Il secondo episodio, intitolato Then Lost is Truth, that Can’t be Won (Perduta è la verità che non si può vincere) è invece il più debole. Nella storia di un uomo ossessionato e del suo ritorno allo stato brado, si racconta il lato negativo dell’ossessione, quello che ci porta a perderci, a dimenticare la felicità. Sin da subito gli autori suggeriscono che la fuga non è da intendersi come scappatoia ma come soluzione: è una frattura, una presa di posizione, un accettare le cose e andare avanti.
Ed è da questo concetto – che è anche il fulcro dell’intero film – a prendere le mosse il terzo episodio, quello conclusivo, intitolato Listen Again and Seek the Sun (Ascolta di nuovo e cerca il sole).
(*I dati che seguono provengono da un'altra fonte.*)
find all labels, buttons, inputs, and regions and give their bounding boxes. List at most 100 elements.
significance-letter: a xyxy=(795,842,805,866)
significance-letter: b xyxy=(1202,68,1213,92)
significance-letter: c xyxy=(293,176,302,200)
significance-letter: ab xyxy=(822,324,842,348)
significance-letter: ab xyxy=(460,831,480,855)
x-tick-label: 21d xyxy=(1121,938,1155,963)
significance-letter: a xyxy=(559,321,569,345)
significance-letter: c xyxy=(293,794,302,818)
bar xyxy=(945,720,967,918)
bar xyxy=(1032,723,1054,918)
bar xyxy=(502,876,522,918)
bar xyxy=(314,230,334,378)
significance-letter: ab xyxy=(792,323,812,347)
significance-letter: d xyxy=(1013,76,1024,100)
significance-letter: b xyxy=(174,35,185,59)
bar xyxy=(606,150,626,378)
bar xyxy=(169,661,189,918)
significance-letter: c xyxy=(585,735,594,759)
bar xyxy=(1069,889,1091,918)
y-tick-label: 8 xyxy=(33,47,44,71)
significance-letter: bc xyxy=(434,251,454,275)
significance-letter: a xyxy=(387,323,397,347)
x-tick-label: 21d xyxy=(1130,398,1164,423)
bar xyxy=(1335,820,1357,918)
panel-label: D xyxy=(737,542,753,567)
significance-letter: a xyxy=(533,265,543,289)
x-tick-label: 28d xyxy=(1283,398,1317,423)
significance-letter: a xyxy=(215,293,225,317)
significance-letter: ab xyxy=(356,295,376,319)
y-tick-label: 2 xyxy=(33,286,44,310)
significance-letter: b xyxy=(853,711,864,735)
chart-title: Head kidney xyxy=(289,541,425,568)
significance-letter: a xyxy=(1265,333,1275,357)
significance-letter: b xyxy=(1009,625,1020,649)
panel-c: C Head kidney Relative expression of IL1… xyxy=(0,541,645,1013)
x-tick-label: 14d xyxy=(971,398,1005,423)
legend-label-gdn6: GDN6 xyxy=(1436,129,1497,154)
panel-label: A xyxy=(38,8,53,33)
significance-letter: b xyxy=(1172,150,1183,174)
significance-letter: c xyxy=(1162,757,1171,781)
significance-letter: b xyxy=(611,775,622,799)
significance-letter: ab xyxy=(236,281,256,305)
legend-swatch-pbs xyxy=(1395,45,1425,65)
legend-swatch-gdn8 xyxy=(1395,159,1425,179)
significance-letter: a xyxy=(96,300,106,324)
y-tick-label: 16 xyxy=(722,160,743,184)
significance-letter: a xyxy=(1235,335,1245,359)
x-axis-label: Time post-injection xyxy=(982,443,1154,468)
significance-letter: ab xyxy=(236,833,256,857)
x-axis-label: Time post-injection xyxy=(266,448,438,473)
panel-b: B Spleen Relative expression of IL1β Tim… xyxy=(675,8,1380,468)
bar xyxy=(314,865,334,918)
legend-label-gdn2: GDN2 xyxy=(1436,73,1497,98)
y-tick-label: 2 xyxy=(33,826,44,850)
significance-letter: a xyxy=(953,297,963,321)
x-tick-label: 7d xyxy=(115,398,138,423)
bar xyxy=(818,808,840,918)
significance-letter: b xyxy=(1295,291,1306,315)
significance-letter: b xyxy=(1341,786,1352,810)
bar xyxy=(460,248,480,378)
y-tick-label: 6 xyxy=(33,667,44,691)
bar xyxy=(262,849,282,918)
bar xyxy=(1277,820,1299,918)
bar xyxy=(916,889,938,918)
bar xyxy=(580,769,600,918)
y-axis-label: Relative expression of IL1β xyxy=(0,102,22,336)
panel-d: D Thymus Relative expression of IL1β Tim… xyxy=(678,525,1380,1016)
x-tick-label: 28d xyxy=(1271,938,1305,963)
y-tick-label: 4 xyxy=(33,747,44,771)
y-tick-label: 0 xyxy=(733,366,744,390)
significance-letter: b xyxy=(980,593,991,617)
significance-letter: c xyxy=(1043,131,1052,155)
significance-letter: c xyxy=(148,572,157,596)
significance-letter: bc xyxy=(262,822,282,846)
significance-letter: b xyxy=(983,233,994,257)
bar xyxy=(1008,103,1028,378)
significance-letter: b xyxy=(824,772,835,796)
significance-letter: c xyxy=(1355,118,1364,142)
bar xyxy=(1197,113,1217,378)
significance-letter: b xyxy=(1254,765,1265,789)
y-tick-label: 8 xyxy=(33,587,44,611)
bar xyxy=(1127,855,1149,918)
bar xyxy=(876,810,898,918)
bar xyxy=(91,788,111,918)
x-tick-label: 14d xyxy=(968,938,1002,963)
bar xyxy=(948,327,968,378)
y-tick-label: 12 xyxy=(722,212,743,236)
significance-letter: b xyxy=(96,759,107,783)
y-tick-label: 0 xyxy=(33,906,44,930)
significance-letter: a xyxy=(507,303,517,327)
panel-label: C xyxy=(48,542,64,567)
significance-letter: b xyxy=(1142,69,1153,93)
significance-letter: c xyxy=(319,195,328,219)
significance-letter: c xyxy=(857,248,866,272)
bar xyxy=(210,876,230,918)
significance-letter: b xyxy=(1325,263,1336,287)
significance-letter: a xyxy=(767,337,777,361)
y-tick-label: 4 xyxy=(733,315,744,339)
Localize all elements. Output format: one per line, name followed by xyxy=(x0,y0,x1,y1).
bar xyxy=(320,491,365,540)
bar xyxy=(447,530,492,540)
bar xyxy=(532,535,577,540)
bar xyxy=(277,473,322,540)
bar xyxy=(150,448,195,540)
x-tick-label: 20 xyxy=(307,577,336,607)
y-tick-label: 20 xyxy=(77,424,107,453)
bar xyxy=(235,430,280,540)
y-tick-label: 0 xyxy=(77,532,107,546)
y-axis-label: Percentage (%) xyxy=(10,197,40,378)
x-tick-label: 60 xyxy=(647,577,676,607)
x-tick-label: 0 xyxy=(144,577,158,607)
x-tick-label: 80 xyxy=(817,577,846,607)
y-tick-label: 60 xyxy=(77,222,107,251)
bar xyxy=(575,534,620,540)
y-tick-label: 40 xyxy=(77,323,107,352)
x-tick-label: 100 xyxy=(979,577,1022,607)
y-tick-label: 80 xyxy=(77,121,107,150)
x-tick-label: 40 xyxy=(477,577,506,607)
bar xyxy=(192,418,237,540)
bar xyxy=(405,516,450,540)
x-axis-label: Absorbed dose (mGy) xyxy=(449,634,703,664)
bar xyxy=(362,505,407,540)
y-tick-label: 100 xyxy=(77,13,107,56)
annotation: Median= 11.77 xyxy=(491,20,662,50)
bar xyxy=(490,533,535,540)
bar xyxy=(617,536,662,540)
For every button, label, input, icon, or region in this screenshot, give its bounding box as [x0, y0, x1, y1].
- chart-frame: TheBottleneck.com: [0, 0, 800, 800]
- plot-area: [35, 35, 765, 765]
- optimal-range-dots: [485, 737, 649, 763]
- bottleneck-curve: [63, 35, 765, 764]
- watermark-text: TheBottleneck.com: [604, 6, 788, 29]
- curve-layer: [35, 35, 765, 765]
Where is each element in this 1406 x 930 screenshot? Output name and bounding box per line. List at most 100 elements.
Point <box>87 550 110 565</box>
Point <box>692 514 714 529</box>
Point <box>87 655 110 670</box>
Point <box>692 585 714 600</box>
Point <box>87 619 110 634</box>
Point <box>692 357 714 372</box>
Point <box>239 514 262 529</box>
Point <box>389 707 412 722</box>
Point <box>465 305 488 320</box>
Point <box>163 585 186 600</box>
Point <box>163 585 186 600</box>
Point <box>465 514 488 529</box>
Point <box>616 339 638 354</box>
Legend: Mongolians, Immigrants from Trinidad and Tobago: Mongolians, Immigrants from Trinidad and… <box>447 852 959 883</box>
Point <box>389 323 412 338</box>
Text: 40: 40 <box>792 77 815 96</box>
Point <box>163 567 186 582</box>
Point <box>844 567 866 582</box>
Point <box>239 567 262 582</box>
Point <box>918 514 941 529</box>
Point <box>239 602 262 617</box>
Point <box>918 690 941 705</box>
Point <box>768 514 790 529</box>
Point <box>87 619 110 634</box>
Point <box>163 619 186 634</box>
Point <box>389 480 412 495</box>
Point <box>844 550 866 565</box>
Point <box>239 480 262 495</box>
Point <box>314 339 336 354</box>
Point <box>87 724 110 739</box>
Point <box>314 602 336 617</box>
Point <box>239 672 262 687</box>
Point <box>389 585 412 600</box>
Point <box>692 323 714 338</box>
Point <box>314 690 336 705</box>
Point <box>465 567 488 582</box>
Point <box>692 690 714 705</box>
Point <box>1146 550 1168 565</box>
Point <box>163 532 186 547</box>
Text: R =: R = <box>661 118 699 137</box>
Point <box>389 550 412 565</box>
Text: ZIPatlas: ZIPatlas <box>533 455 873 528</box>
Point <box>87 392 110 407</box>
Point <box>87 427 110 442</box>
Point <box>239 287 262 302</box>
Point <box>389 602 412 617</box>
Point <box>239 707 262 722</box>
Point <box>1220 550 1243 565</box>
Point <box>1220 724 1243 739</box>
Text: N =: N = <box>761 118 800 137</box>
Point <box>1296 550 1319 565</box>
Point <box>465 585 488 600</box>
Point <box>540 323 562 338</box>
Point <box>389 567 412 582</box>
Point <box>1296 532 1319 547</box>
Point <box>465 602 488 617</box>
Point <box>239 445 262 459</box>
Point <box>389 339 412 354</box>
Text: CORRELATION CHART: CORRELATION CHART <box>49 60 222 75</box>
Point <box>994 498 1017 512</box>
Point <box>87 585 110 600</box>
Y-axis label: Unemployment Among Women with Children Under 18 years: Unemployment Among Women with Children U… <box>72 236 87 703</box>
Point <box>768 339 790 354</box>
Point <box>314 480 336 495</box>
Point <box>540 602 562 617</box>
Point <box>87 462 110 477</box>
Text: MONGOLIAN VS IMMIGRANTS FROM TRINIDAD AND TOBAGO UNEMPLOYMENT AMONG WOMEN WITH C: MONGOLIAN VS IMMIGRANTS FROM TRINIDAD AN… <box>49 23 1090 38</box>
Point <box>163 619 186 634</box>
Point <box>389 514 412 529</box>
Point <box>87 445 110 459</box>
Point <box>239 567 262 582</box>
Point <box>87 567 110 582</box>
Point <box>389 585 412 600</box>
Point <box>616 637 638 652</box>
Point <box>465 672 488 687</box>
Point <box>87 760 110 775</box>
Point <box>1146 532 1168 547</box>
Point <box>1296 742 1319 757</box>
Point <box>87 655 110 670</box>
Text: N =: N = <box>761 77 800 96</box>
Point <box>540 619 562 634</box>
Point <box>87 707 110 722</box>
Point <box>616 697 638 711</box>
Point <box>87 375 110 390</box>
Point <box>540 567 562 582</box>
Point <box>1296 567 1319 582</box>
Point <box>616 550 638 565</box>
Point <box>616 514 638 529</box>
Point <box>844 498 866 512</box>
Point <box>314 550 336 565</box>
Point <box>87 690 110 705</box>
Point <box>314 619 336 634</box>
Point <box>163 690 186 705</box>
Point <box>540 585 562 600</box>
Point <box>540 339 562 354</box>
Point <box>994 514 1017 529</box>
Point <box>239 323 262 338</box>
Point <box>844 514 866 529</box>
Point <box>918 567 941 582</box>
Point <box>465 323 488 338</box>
Le sfumature comico-sarcastiche si fanno più accentuate, si riducono gli elementi inquietanti e perturbanti, ma predomina un senso nostalgico di speranza verso il futuro, un desiderio poetico di apertura. Nella storia diretta da Paloma Baeza, si compie il cerchio iniziato con le due bambine in fuga in un contesto di fine, apocalittico, con l’acqua che, in seguito a un’alluvione, ha ricoperto tutto.
Partire da lì, dalla consapevolezza del dolore e del cambiamento come paradigma per la felicità: è questo che sembra suggerire The House di Netflix, opera intrigante, visivamente meravigliosa e molto più contemporanea di quanto possa sembrare.